Par ailleurs, ce même coût peut dépendre non seulement du propre niveau d’activité de l’atelier A, mais également de celui des ateliers voisins : c’est l’effet des ventilations de charges indirectes telles que frais d’entretien, de gestion de personnel ou des bâtiments, etc. , qui sont généralement imputées aux coûts de production selon des critères liés aux niveaux d’activité respectifs des ateliers de production (par exemple au prorata des charges directes, supposées variables, de chaque atelier, ou encore des seules charges directes de main d’œuvre.
Le coût unitaire de production n’est donc pas « fidèle » puisqu’à deux situations identiques de l’atelier A peuvent correspondre deux valeurs différentes de ce coût.

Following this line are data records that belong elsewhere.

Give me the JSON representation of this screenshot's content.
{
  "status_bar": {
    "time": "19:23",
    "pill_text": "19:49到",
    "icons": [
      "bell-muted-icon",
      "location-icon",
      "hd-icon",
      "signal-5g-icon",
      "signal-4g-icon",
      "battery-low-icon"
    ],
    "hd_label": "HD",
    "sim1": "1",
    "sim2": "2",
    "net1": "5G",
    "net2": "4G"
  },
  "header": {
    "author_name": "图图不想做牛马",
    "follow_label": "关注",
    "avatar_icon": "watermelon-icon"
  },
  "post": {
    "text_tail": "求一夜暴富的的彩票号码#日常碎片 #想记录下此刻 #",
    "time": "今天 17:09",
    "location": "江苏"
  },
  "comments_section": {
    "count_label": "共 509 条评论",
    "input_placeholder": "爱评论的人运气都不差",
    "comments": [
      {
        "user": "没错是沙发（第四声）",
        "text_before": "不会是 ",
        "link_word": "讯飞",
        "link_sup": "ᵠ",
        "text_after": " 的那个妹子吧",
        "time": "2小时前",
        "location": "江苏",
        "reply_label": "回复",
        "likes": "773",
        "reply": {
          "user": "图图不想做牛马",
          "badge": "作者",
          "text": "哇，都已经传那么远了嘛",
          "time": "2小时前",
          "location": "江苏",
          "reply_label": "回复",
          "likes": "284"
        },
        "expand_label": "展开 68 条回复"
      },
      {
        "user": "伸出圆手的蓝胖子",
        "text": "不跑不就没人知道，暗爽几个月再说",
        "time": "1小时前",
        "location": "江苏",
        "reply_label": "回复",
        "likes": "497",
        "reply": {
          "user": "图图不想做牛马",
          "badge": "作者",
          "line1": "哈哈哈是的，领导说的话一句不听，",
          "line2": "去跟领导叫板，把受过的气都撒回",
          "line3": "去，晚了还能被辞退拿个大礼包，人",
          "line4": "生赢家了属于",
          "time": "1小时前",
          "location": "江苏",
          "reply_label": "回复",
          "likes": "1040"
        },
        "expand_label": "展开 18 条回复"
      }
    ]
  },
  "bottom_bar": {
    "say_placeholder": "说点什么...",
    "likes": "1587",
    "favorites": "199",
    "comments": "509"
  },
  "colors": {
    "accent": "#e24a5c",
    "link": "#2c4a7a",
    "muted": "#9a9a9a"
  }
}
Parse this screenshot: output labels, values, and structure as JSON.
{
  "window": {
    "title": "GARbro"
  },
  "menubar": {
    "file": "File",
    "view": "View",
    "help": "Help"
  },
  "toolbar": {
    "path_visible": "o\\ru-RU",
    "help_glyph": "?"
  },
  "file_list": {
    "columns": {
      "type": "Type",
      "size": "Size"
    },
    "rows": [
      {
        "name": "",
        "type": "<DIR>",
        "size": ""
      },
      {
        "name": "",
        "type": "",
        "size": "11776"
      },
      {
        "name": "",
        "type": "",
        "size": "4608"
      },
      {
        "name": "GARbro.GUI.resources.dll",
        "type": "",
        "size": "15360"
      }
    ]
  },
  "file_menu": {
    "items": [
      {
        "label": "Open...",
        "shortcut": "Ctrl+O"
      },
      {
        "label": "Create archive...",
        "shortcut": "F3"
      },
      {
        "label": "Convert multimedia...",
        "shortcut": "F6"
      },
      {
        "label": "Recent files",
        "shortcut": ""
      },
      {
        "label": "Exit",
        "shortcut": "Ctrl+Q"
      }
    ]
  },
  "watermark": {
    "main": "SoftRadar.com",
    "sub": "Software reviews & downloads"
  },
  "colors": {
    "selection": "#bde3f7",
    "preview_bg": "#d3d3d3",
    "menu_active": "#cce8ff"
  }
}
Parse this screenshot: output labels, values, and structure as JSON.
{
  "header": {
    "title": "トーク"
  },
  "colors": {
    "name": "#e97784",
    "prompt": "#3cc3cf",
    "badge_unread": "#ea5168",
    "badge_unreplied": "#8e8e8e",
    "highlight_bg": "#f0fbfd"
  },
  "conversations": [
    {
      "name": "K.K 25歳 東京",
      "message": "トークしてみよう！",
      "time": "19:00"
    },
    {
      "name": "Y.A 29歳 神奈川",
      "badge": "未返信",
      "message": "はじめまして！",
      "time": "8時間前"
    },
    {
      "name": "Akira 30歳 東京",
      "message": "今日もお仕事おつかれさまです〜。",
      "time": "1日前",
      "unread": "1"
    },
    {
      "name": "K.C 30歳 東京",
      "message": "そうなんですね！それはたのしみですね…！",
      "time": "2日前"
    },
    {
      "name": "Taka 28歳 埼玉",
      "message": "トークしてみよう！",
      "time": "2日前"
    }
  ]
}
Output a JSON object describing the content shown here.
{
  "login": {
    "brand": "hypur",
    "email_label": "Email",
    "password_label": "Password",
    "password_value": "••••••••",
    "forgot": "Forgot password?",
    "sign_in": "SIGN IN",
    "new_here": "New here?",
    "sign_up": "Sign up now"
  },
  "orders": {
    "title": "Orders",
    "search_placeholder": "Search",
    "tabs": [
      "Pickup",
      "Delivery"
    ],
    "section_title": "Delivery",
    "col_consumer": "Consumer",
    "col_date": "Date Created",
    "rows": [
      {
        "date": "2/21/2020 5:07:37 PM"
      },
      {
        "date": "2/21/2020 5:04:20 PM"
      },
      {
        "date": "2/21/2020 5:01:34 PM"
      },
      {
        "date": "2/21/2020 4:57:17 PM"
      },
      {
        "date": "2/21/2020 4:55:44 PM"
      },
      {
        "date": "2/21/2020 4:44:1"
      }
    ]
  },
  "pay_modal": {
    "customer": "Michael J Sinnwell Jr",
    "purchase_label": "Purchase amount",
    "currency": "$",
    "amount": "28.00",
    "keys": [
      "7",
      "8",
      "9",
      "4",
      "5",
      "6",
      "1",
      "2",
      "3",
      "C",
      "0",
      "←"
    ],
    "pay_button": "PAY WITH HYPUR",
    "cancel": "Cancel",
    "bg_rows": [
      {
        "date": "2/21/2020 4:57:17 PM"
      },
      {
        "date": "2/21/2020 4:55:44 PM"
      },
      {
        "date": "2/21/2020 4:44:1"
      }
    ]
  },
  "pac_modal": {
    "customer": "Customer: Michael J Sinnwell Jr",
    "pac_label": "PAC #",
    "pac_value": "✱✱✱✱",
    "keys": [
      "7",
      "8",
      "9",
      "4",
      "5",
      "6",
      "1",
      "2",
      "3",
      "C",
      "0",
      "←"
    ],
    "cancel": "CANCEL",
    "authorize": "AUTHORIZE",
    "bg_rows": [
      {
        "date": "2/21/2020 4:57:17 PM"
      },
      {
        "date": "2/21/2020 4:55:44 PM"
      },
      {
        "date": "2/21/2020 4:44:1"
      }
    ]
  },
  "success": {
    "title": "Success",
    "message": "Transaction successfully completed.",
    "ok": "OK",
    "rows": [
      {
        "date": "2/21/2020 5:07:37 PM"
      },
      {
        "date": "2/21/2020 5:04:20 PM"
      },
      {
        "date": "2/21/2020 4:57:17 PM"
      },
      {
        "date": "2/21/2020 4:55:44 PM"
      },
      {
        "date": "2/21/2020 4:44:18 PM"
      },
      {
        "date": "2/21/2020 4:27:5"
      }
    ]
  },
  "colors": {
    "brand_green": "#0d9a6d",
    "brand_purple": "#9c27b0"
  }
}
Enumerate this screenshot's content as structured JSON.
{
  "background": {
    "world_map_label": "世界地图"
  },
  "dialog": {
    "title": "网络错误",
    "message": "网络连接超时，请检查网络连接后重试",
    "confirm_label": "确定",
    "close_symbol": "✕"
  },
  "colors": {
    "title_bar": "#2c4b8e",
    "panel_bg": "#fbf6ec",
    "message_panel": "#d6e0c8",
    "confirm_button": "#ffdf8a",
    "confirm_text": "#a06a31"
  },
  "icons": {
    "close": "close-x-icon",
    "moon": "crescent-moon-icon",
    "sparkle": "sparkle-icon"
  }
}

Coûts complets et décision
Lorsque se pose le problème de cesser, de diminuer, de maintenir ou d’accroître une production, par exemple celui de sous-traiter, ou encore celui d’accepter ou de refuser une ristourne demandée par un client, la tentation est grande de se livrer à la comparaison entre coûts de revient et prix de vente pour savoir si telle ou telle vente ou fabrication est « rentable ». Ce raisonnement, souvent effectué, est fallacieux car il ne correspond pas à une évaluation correcte du coût de la décision pour l’observateur considéré. En particulier le coût de revient ne représente pas, du fait de l’existence de charges fixes, non modifiées par la décision, ce qu’on économiserait vraiment en diminuant une production, ni ce qu’on dépenserait vraiment en l’accroissant.
Les autres systèmes de comptabilité analytique
Pour répondre aux critiques faites aux coûts complets, d’autres méthodes ont été mises au point lors des quarante dernières années. Deux de ces méthodes, fondées sur la distinction entre coûts fixes et coûts variables, ont été conçues pour tenter de mieux prendre en compte et contrôler les effets des variations d’activité. Il s’agit d’une analyse en coûts partiels, variables cette fois, appelée couramment de son nom américain « direct costing », et d’une méthode spéciale d’imputation des charges fixes appelée « imputation rationnelle ».
Par ailleurs, contrôler ne signifie pas uniquement observer des évolutions réelles pour en rechercher les causes. Cela peut aussi consister à comparer des réalisations effectives avec des normes prises au préalable comme objectifs. Les comptables ont alors cherché à mettre en évidence les écarts entre les coûts constatés et des coûts dits préétablis (notamment des coûts standard). Cela a permis l’établissement de systèmes de contrôle de gestion dont nous verrons les principales .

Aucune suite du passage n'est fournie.